Unduh Aplikasi

DITUDING UMBAR HOAX

Moehardy: Lambannya Penanganan Pasien Covid-19 di Aceh Utara itu Kenyataan

Moehardy: Lambannya Penanganan Pasien Covid-19 di Aceh Utara itu Kenyataan
Ilustrasi. Foto: Net

ACEH UTARA - Moehardy, pria asal Gampong Ampeh, Kecamatan Tanah Luas, Aceh Utara membantah dirinya telah mengumbar kabar bohong terkait lambannya proses pelayanan dan penanganan pasien terindikasi Corona, melalui rekaman suara.

"Lambannya proses penanganan tim medis di Puskesmas terhadap seorang pasien yang disarankan untuk karantina mandiri oleh pihak Muspika itu kenyataan, bukan hoax," ujar Moehardy Rabu (1/4) kepada AJNN.

Menurutnya, akibat lambannya proses penanganan seorang pasien di desanya oleh pihak medis Covid-19 Aceh Utara, menjadi salah satu pemicu kemarahannya dan meluapkan melalui melalui rekaman suara kepada seorang temannya.

Baca: Pria Pengumbar Kabar Penanganan Virus Corona Hoax di Aceh Utara Minta Maaf

"Saya juga tidak bermaksud untuk menyebarkan rekaman suara itu hingga dikonsumsi masyarakat luas," jelas Moehardy.

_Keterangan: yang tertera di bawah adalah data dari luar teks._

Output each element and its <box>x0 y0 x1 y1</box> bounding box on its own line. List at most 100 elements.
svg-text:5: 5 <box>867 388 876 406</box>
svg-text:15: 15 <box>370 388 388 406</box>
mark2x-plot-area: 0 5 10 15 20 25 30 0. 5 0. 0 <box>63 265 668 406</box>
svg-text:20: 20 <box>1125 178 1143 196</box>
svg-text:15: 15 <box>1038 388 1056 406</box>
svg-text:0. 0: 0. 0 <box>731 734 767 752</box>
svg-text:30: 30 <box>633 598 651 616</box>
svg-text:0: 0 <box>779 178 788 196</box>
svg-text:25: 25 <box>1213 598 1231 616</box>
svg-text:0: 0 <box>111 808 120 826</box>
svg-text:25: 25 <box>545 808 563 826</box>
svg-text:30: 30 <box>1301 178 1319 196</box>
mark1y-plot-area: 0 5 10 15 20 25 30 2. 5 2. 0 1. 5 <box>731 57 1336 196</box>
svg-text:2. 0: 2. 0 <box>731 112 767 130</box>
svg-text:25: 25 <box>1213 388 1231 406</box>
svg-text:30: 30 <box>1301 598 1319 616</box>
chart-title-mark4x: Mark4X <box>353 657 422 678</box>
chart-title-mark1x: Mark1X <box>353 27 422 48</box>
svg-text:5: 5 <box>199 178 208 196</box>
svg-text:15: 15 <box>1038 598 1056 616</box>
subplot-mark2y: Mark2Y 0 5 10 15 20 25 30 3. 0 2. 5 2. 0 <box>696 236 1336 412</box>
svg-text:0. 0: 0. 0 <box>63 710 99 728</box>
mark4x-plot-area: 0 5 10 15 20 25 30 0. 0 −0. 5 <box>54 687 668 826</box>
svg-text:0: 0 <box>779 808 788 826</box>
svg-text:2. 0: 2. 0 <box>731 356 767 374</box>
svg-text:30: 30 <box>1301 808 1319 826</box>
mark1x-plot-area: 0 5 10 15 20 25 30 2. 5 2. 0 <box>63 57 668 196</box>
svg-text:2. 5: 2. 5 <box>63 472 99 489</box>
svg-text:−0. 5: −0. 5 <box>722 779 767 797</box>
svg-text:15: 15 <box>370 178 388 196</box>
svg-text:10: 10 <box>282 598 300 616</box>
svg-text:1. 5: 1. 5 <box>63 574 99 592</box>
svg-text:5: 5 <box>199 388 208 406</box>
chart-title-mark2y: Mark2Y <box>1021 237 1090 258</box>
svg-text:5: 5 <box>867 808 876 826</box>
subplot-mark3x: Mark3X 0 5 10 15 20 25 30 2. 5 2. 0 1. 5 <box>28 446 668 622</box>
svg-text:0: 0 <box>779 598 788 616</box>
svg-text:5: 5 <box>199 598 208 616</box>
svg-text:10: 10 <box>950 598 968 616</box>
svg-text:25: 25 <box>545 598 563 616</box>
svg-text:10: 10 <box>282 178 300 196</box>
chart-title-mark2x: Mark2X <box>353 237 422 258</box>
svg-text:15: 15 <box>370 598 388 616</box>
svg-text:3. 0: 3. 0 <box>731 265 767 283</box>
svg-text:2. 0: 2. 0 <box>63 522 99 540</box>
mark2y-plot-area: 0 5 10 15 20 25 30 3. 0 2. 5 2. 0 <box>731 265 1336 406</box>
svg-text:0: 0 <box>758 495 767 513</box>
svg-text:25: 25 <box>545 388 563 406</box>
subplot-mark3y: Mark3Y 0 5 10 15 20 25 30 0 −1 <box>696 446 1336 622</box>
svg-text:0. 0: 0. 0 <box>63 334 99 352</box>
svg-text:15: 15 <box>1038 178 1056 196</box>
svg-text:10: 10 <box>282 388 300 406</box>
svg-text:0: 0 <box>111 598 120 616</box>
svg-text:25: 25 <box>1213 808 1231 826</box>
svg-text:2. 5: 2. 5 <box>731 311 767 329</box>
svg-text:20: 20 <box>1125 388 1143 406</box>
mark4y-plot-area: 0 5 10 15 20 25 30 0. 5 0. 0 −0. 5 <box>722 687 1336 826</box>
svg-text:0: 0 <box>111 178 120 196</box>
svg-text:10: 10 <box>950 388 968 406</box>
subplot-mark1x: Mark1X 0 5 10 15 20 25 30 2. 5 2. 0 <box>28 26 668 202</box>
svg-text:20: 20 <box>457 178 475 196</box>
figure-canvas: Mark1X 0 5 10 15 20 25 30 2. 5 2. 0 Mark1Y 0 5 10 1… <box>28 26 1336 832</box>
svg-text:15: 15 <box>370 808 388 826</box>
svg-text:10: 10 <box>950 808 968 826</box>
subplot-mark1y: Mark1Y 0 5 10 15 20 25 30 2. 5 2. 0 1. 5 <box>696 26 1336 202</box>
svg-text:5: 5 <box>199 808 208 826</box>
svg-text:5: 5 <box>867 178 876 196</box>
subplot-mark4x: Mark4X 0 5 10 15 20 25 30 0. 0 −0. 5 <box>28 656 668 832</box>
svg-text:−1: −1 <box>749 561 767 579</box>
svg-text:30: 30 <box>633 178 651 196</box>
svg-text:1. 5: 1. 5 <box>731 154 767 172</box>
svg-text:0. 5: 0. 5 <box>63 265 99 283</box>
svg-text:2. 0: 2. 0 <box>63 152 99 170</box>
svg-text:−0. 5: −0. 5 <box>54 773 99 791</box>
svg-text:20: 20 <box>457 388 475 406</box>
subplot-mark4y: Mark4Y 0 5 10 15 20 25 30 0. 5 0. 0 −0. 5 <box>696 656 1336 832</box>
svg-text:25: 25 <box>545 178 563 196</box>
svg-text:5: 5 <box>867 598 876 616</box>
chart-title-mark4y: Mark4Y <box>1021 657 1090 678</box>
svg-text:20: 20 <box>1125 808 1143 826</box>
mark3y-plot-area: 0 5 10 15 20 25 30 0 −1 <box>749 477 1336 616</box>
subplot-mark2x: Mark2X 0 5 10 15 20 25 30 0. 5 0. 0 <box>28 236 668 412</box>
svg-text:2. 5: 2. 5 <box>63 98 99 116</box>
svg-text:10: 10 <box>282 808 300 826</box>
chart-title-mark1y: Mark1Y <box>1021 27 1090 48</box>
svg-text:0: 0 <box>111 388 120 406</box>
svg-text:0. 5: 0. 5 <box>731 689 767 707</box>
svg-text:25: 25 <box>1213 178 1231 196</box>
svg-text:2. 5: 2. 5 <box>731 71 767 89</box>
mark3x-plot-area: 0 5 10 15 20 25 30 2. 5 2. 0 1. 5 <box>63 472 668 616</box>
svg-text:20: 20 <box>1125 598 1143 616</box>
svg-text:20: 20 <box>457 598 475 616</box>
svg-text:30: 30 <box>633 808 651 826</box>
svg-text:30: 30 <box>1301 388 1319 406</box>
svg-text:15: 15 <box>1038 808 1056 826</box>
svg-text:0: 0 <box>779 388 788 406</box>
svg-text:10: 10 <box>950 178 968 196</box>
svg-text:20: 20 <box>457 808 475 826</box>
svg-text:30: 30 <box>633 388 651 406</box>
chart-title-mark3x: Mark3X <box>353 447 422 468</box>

Ia menceritakan, ada seorang pasien laki- laki di desanya yang disambangi oleh pihak Muspika karena mengalami gejala demam tinggi dan batuk- batuk.

Kala itu dia ikut mendampingi pihak muspika mendatangi rumah pasien tersebut. Saat itu pasien tersebut disarankan untuk melakukan karantina selama 14 hari di rumah.

Tak lama setelah itu, pasien itu mengeluh kepadanya bila kondisinya semakin buruk. Dan minta bantu untuk meminta obat kepada tim medis di puskesmas agar bisa dikonsumsi karena si pasein tidak diperbolehkan keluar rumah.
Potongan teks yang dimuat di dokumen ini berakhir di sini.